L’AQUILA – La Uil trasporti dell’Aquila, insieme all’Ugl Igiene ambientale ha scritto una lettera-appello al sindaco Pierluigi Biondi, affinchè intervenga sulle questioni già sollevate da entrambe sulla società Asm spa.

La contestazione riguarda l’acquisto delle divise consegnate in occasione del raduno nazionale degli alpini che si è svolto all’Aquila a maggio 2015 e che per legge devono avere requisiti di dispositivi di protezione visibili, “sono stati spesi – ricordano – circa 60 mila euro per un prodotto non a norma e inutilizzabile per gli scopi per cui sono stati acquistati, infatti sono stati ritirati dall’azienda e contestualmente sottoposti a sequestro da parte della magistratura”.

“Ma chi paga tutto questo sperpero di denaro? Sarà nostra premura inviare il tutto alla procura regionale della Corte dei Conti”, assicurano.

“Nella  speranza che lei possa risolvere i tanti problemi che affliggono questa città – si legge nella missiva – riteniamo che i cittadini devono essere messi al corrente del funzionamento delle aziende partecipate, considerando che loro sono i principali contribuenti. Per quanto riguarda l’Asm Spa i problemi gestionali da noi segnalati alle autorità preposte sono ormai in dirittura di arrivo i nodi sono arrivati al pettine”.

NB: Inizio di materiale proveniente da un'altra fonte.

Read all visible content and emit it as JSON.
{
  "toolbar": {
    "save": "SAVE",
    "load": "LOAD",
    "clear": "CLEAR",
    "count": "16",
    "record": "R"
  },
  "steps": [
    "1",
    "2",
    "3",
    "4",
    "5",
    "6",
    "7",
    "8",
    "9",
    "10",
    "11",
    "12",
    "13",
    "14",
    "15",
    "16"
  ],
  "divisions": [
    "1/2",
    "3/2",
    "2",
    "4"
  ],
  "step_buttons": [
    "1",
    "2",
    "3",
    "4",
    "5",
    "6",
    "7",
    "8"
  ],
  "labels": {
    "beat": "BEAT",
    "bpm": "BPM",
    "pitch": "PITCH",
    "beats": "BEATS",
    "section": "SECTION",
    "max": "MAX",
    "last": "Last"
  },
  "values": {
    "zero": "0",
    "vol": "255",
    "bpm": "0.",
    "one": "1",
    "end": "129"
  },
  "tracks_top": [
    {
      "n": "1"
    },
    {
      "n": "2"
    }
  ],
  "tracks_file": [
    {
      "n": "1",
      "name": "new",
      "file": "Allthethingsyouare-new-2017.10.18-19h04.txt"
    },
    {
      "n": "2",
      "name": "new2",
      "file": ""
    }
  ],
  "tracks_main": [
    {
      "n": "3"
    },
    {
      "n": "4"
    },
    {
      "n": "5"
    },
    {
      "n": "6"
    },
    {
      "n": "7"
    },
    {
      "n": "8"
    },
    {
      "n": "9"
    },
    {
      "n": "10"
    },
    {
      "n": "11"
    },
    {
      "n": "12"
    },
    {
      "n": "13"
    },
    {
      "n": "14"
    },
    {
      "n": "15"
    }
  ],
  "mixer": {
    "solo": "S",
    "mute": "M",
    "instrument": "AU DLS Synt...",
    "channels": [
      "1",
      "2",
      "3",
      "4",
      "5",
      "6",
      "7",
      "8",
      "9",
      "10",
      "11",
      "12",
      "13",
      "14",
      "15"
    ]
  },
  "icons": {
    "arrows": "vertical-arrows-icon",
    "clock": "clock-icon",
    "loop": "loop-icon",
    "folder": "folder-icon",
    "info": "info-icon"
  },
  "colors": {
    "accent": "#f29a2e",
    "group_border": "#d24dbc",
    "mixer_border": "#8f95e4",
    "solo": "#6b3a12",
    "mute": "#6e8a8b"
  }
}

“Paradossalmente – aggiungono – per tale questione siamo stati da sempre accusati di non volere bene all’azienda, derisi ed addirittura denunciati (con spese legali esterne alla struttura aziendale) e per questo con anche sospensione dal lavoro e dalla retribuzione dei rappresentanti sindacali sottoscrittori dei vari documenti che dicevano che tali Dpi non erano a norma”.

E lamentano che “con quell’atto si è messa a repentaglio la salute dei lavoratori che per oltre un anno, nonostante il nostro grido di allarme, si è permesso l’utilizzo di indumenti non a norma!”.

“È cronaca di questi giorni – spiegano – e a noi non passata inosservata, che uno dei vertici dell’azienda è stato rinviato a giudizio, dinanzi al collegio giudicante, per presunti danni nei confronti dell’azienda, di cui lui è dipendente e responsabile dell’ufficio acquisti”.

“C’è solo dispiaciuto – prosegue la lettera – che l’azienda essendo stata riconosciuta parte lesa, non si sia  costituita parte civile. E come mai? Se fossimo stati a parti invertite si sarebbe costituita sicuramente!”.

Concludono chiedendo inoltre, “un incontro urgente alla V commissione  di Garanzia e Controllo per metterla al corrente di tutta la vicenda e per le attività della stessa”.